Republicans are loath to spend $1 trillion on infrastructure, as the deficit is expected to grow considerably as a result of the tax plan passed in December. Trump did not specifically delineate how he would pay for the projects without the partnerships.

During the campaign, Trump promised a $1 trillion infrastructure plan that he said would create millions of jobs through a combination of investments from the federal government and private companies. Staff members at the White House have spent months assembling a package of ideas, though his first budget just allocated $20 billion a year over 10 years for the mostly unspecified projects.

In September, though, Trump began musing to Democrats and others that the public-private partnership idea might not work. He referenced at least once some projects in Indiana that he believed did not work out the way the private sector had promised.
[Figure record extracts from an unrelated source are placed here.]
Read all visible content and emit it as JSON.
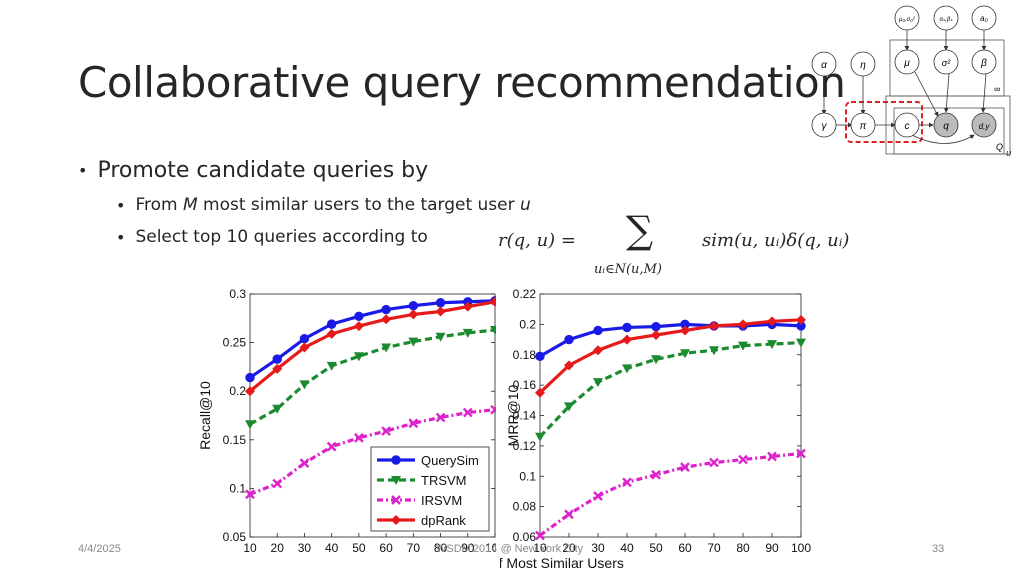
{
  "slide": {
    "title": "Collaborative query recommendation",
    "bullet_main": "Promote candidate queries by",
    "sub1_a": "From ",
    "sub1_b": "M",
    "sub1_c": " most similar users to the target user ",
    "sub1_d": "u",
    "sub2": "Select top 10 queries according to",
    "formula_lhs": "r(q, u) =",
    "formula_sum": "∑",
    "formula_sub": "uᵢ∈N(u,M)",
    "formula_rhs": "sim(u, uᵢ)δ(q, uᵢ)",
    "footer_date": "4/4/2025",
    "footer_center": "WSDM'2014 @ New York City",
    "footer_page": "33"
  },
  "graphical_model": {
    "nodes": [
      {
        "id": "mu0",
        "label": "μ₀,σ₀²"
      },
      {
        "id": "ab",
        "label": "αₛ,βₛ"
      },
      {
        "id": "a0",
        "label": "a₀"
      },
      {
        "id": "alpha",
        "label": "α"
      },
      {
        "id": "eta",
        "label": "η"
      },
      {
        "id": "mu",
        "label": "μ"
      },
      {
        "id": "sigma",
        "label": "σ²"
      },
      {
        "id": "beta",
        "label": "β"
      },
      {
        "id": "gamma",
        "label": "γ"
      },
      {
        "id": "pi",
        "label": "π"
      },
      {
        "id": "c",
        "label": "c"
      },
      {
        "id": "q",
        "label": "q"
      },
      {
        "id": "dy",
        "label": "d,y"
      }
    ],
    "plate_labels": {
      "infinity": "∞",
      "Q": "Q",
      "U": "U"
    }
  },
  "legend": [
    "QuerySim",
    "TRSVM",
    "IRSVM",
    "dpRank"
  ],
  "colors": {
    "QuerySim": "#1a1ae6",
    "TRSVM": "#1c8a2e",
    "IRSVM": "#dd22cc",
    "dpRank": "#e61a1a"
  },
  "chart_data": [
    {
      "type": "line",
      "x": [
        10,
        20,
        30,
        40,
        50,
        60,
        70,
        80,
        90,
        100
      ],
      "ylabel": "Recall@10",
      "xlabel": "",
      "ylim": [
        0.05,
        0.3
      ],
      "yticks": [
        "0.05",
        "0.1",
        "0.15",
        "0.2",
        "0.25",
        "0.3"
      ],
      "xticks": [
        "10",
        "20",
        "30",
        "40",
        "50",
        "60",
        "70",
        "80",
        "90",
        "100"
      ],
      "legend_position": "bottom-right",
      "series": [
        {
          "name": "QuerySim",
          "values": [
            0.214,
            0.233,
            0.254,
            0.269,
            0.277,
            0.284,
            0.288,
            0.291,
            0.292,
            0.293
          ]
        },
        {
          "name": "TRSVM",
          "values": [
            0.166,
            0.182,
            0.207,
            0.226,
            0.236,
            0.245,
            0.251,
            0.256,
            0.26,
            0.263
          ]
        },
        {
          "name": "IRSVM",
          "values": [
            0.094,
            0.105,
            0.126,
            0.143,
            0.152,
            0.159,
            0.167,
            0.173,
            0.178,
            0.181
          ]
        },
        {
          "name": "dpRank",
          "values": [
            0.2,
            0.223,
            0.245,
            0.259,
            0.267,
            0.274,
            0.279,
            0.282,
            0.287,
            0.292
          ]
        }
      ]
    },
    {
      "type": "line",
      "x": [
        10,
        20,
        30,
        40,
        50,
        60,
        70,
        80,
        90,
        100
      ],
      "ylabel": "MRR@10",
      "xlabel": "Number of Most Similar Users",
      "ylim": [
        0.06,
        0.22
      ],
      "yticks": [
        "0.06",
        "0.08",
        "0.1",
        "0.12",
        "0.14",
        "0.16",
        "0.18",
        "0.2",
        "0.22"
      ],
      "xticks": [
        "10",
        "20",
        "30",
        "40",
        "50",
        "60",
        "70",
        "80",
        "90",
        "100"
      ],
      "series": [
        {
          "name": "QuerySim",
          "values": [
            0.179,
            0.19,
            0.196,
            0.198,
            0.1985,
            0.2,
            0.199,
            0.199,
            0.2,
            0.199
          ]
        },
        {
          "name": "TRSVM",
          "values": [
            0.126,
            0.146,
            0.162,
            0.171,
            0.177,
            0.181,
            0.183,
            0.186,
            0.187,
            0.188
          ]
        },
        {
          "name": "IRSVM",
          "values": [
            0.061,
            0.075,
            0.087,
            0.096,
            0.101,
            0.106,
            0.109,
            0.111,
            0.113,
            0.115
          ]
        },
        {
          "name": "dpRank",
          "values": [
            0.155,
            0.173,
            0.183,
            0.19,
            0.193,
            0.196,
            0.199,
            0.2,
            0.202,
            0.203
          ]
        }
      ]
    }
  ]
}
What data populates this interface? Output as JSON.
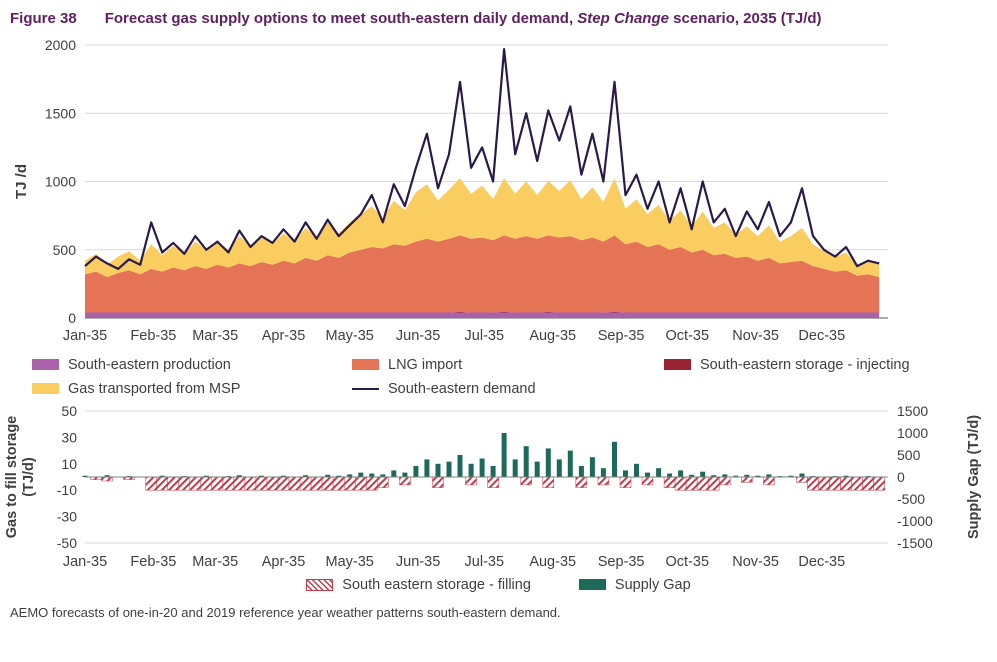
{
  "title": {
    "figure_label": "Figure 38",
    "text": "Forecast gas supply options to meet south-eastern daily demand, ",
    "italic": "Step Change",
    "suffix": " scenario, 2035 (TJ/d)"
  },
  "footer": "AEMO forecasts of one-in-20 and 2019 reference year weather patterns south-eastern demand.",
  "colors": {
    "title": "#5f2161",
    "text": "#3f3f3f",
    "grid": "#d9d9d9",
    "axis_top_zero": "#595959",
    "axis_bottom_zero": "#7f7f7f"
  },
  "chart_data": [
    {
      "type": "area",
      "title": "Forecast gas supply options to meet south-eastern daily demand, Step Change scenario, 2035 (TJ/d)",
      "ylabel": "TJ /d",
      "ylim": [
        0,
        2000
      ],
      "yticks": [
        0,
        500,
        1000,
        1500,
        2000
      ],
      "xtick_labels": [
        "Jan-35",
        "Feb-35",
        "Mar-35",
        "Apr-35",
        "May-35",
        "Jun-35",
        "Jul-35",
        "Aug-35",
        "Sep-35",
        "Oct-35",
        "Nov-35",
        "Dec-35"
      ],
      "month_start_days": [
        0,
        31,
        59,
        90,
        120,
        151,
        181,
        212,
        243,
        273,
        304,
        334
      ],
      "x_unit": "day of year 2035 (5-day sampling)",
      "x": [
        0,
        5,
        10,
        15,
        20,
        25,
        30,
        35,
        40,
        45,
        50,
        55,
        60,
        65,
        70,
        75,
        80,
        85,
        90,
        95,
        100,
        105,
        110,
        115,
        120,
        125,
        130,
        135,
        140,
        145,
        150,
        155,
        160,
        165,
        170,
        175,
        180,
        185,
        190,
        195,
        200,
        205,
        210,
        215,
        220,
        225,
        230,
        235,
        240,
        245,
        250,
        255,
        260,
        265,
        270,
        275,
        280,
        285,
        290,
        295,
        300,
        305,
        310,
        315,
        320,
        325,
        330,
        335,
        340,
        345,
        350,
        355,
        360
      ],
      "series": [
        {
          "name": "South-eastern production",
          "type": "area",
          "color": "#aa63aa",
          "values": [
            40,
            40,
            40,
            40,
            40,
            40,
            40,
            40,
            40,
            40,
            40,
            40,
            40,
            40,
            40,
            40,
            40,
            40,
            40,
            40,
            40,
            40,
            40,
            40,
            40,
            40,
            40,
            40,
            40,
            40,
            40,
            40,
            40,
            40,
            40,
            40,
            40,
            40,
            40,
            40,
            40,
            40,
            40,
            40,
            40,
            40,
            40,
            40,
            40,
            40,
            40,
            40,
            40,
            40,
            40,
            40,
            40,
            40,
            40,
            40,
            40,
            40,
            40,
            40,
            40,
            40,
            40,
            40,
            40,
            40,
            40,
            40,
            40
          ]
        },
        {
          "name": "South-eastern storage - injecting",
          "type": "area",
          "color": "#9a2333",
          "values": [
            0,
            0,
            0,
            0,
            0,
            0,
            0,
            0,
            0,
            0,
            0,
            0,
            0,
            0,
            0,
            0,
            0,
            0,
            0,
            0,
            0,
            0,
            0,
            0,
            0,
            0,
            0,
            0,
            0,
            0,
            0,
            0,
            0,
            0,
            5,
            0,
            0,
            0,
            5,
            0,
            0,
            0,
            5,
            0,
            0,
            0,
            0,
            0,
            5,
            0,
            0,
            0,
            0,
            0,
            0,
            0,
            0,
            0,
            0,
            0,
            0,
            0,
            0,
            0,
            0,
            0,
            0,
            0,
            0,
            0,
            0,
            0,
            0
          ]
        },
        {
          "name": "LNG import",
          "type": "area",
          "color": "#e57355",
          "values": [
            280,
            300,
            260,
            290,
            310,
            280,
            320,
            300,
            330,
            310,
            340,
            320,
            350,
            330,
            360,
            340,
            370,
            350,
            380,
            360,
            400,
            380,
            420,
            400,
            440,
            460,
            480,
            470,
            500,
            490,
            520,
            540,
            520,
            540,
            560,
            540,
            550,
            530,
            560,
            540,
            560,
            540,
            560,
            550,
            560,
            530,
            550,
            520,
            560,
            500,
            520,
            480,
            500,
            460,
            480,
            440,
            460,
            420,
            430,
            400,
            410,
            380,
            400,
            360,
            370,
            380,
            340,
            320,
            300,
            310,
            270,
            280,
            260
          ]
        },
        {
          "name": "Gas transported from MSP",
          "type": "area",
          "color": "#f9cd60",
          "values": [
            100,
            130,
            90,
            120,
            140,
            100,
            180,
            120,
            160,
            120,
            180,
            140,
            170,
            130,
            200,
            150,
            190,
            150,
            200,
            160,
            220,
            170,
            240,
            180,
            220,
            260,
            300,
            220,
            320,
            260,
            360,
            400,
            300,
            360,
            420,
            330,
            380,
            300,
            420,
            330,
            400,
            320,
            400,
            340,
            410,
            300,
            370,
            290,
            420,
            260,
            310,
            240,
            290,
            210,
            270,
            190,
            280,
            200,
            230,
            170,
            220,
            180,
            240,
            160,
            190,
            240,
            160,
            130,
            110,
            130,
            80,
            100,
            90
          ]
        },
        {
          "name": "South-eastern demand",
          "type": "line",
          "color": "#2a1a4a",
          "values": [
            380,
            450,
            400,
            360,
            430,
            390,
            700,
            480,
            550,
            470,
            600,
            500,
            560,
            480,
            640,
            520,
            600,
            550,
            650,
            560,
            700,
            580,
            720,
            600,
            680,
            760,
            900,
            700,
            980,
            820,
            1100,
            1350,
            950,
            1200,
            1730,
            1100,
            1250,
            1000,
            1970,
            1200,
            1500,
            1150,
            1520,
            1300,
            1550,
            1050,
            1350,
            1000,
            1730,
            900,
            1050,
            800,
            1000,
            700,
            950,
            650,
            1000,
            700,
            800,
            600,
            780,
            650,
            850,
            600,
            700,
            950,
            600,
            500,
            450,
            520,
            380,
            420,
            400
          ]
        }
      ]
    },
    {
      "type": "bar",
      "left_axis": {
        "label_lines": [
          "Gas to fill storage",
          "(TJ/d)"
        ],
        "lim": [
          -50,
          50
        ],
        "ticks": [
          50,
          30,
          10,
          -10,
          -30,
          -50
        ]
      },
      "right_axis": {
        "label": "Supply Gap (TJ/d)",
        "lim": [
          -1500,
          1500
        ],
        "ticks": [
          1500,
          1000,
          500,
          0,
          -500,
          -1000,
          -1500
        ]
      },
      "xtick_labels": [
        "Jan-35",
        "Feb-35",
        "Mar-35",
        "Apr-35",
        "May-35",
        "Jun-35",
        "Jul-35",
        "Aug-35",
        "Sep-35",
        "Oct-35",
        "Nov-35",
        "Dec-35"
      ],
      "month_start_days": [
        0,
        31,
        59,
        90,
        120,
        151,
        181,
        212,
        243,
        273,
        304,
        334
      ],
      "x": [
        0,
        5,
        10,
        15,
        20,
        25,
        30,
        35,
        40,
        45,
        50,
        55,
        60,
        65,
        70,
        75,
        80,
        85,
        90,
        95,
        100,
        105,
        110,
        115,
        120,
        125,
        130,
        135,
        140,
        145,
        150,
        155,
        160,
        165,
        170,
        175,
        180,
        185,
        190,
        195,
        200,
        205,
        210,
        215,
        220,
        225,
        230,
        235,
        240,
        245,
        250,
        255,
        260,
        265,
        270,
        275,
        280,
        285,
        290,
        295,
        300,
        305,
        310,
        315,
        320,
        325,
        330,
        335,
        340,
        345,
        350,
        355,
        360
      ],
      "series": [
        {
          "name": "South eastern storage - filling",
          "axis": "left",
          "style": "hatched",
          "color": "#c23b4b",
          "values": [
            0,
            -2,
            -3,
            0,
            -2,
            0,
            -10,
            -10,
            -10,
            -10,
            -10,
            -10,
            -10,
            -10,
            -10,
            -10,
            -10,
            -10,
            -10,
            -10,
            -10,
            -10,
            -10,
            -10,
            -10,
            -10,
            -10,
            -8,
            0,
            -6,
            0,
            0,
            -8,
            0,
            0,
            -6,
            0,
            -8,
            0,
            0,
            -6,
            0,
            -8,
            0,
            0,
            -8,
            0,
            -6,
            0,
            -8,
            0,
            -6,
            0,
            -8,
            -10,
            -10,
            -10,
            -10,
            -6,
            0,
            -4,
            0,
            -6,
            0,
            0,
            -4,
            -10,
            -10,
            -10,
            -10,
            -10,
            -10,
            -10
          ]
        },
        {
          "name": "Supply Gap",
          "axis": "right",
          "style": "solid",
          "color": "#1d6a5b",
          "values": [
            30,
            0,
            40,
            0,
            20,
            0,
            0,
            30,
            0,
            20,
            0,
            30,
            0,
            20,
            40,
            0,
            30,
            0,
            30,
            0,
            40,
            0,
            50,
            30,
            60,
            100,
            80,
            60,
            150,
            100,
            250,
            400,
            300,
            350,
            500,
            300,
            420,
            250,
            1000,
            400,
            700,
            350,
            650,
            400,
            600,
            250,
            450,
            200,
            800,
            150,
            300,
            100,
            200,
            80,
            150,
            50,
            120,
            40,
            60,
            30,
            50,
            30,
            60,
            20,
            30,
            80,
            20,
            10,
            20,
            30,
            10,
            20,
            10
          ]
        }
      ]
    }
  ]
}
In 2014, then-Gov. Mike Pence arranged a deal with Isolux Corsan, a Spanish construction firm, to extend a stretch of interstate in the southern part of Indiana. The firm turned in the lowest bid but had never completed a project in the United States, and it fell behind schedule. The state of Indiana had to eventually dissolve the partnership and issued public debt to finish the project, though it still remains incomplete.

Trump’s repeated complaints about the effectiveness of public-private partnerships have infuriated and surprised some administration aides who have worked on the plans for months. They were hoping to propose a package of infrastructure goals this month, though that timetable remains fluid.

Democrats have often said they would support more infrastructure spending, and many labor unions have also said they would like to work with Trump on these plans. But they have remained wary of how Trump would pay for any of the projects, and those questions appear to remain unresolved.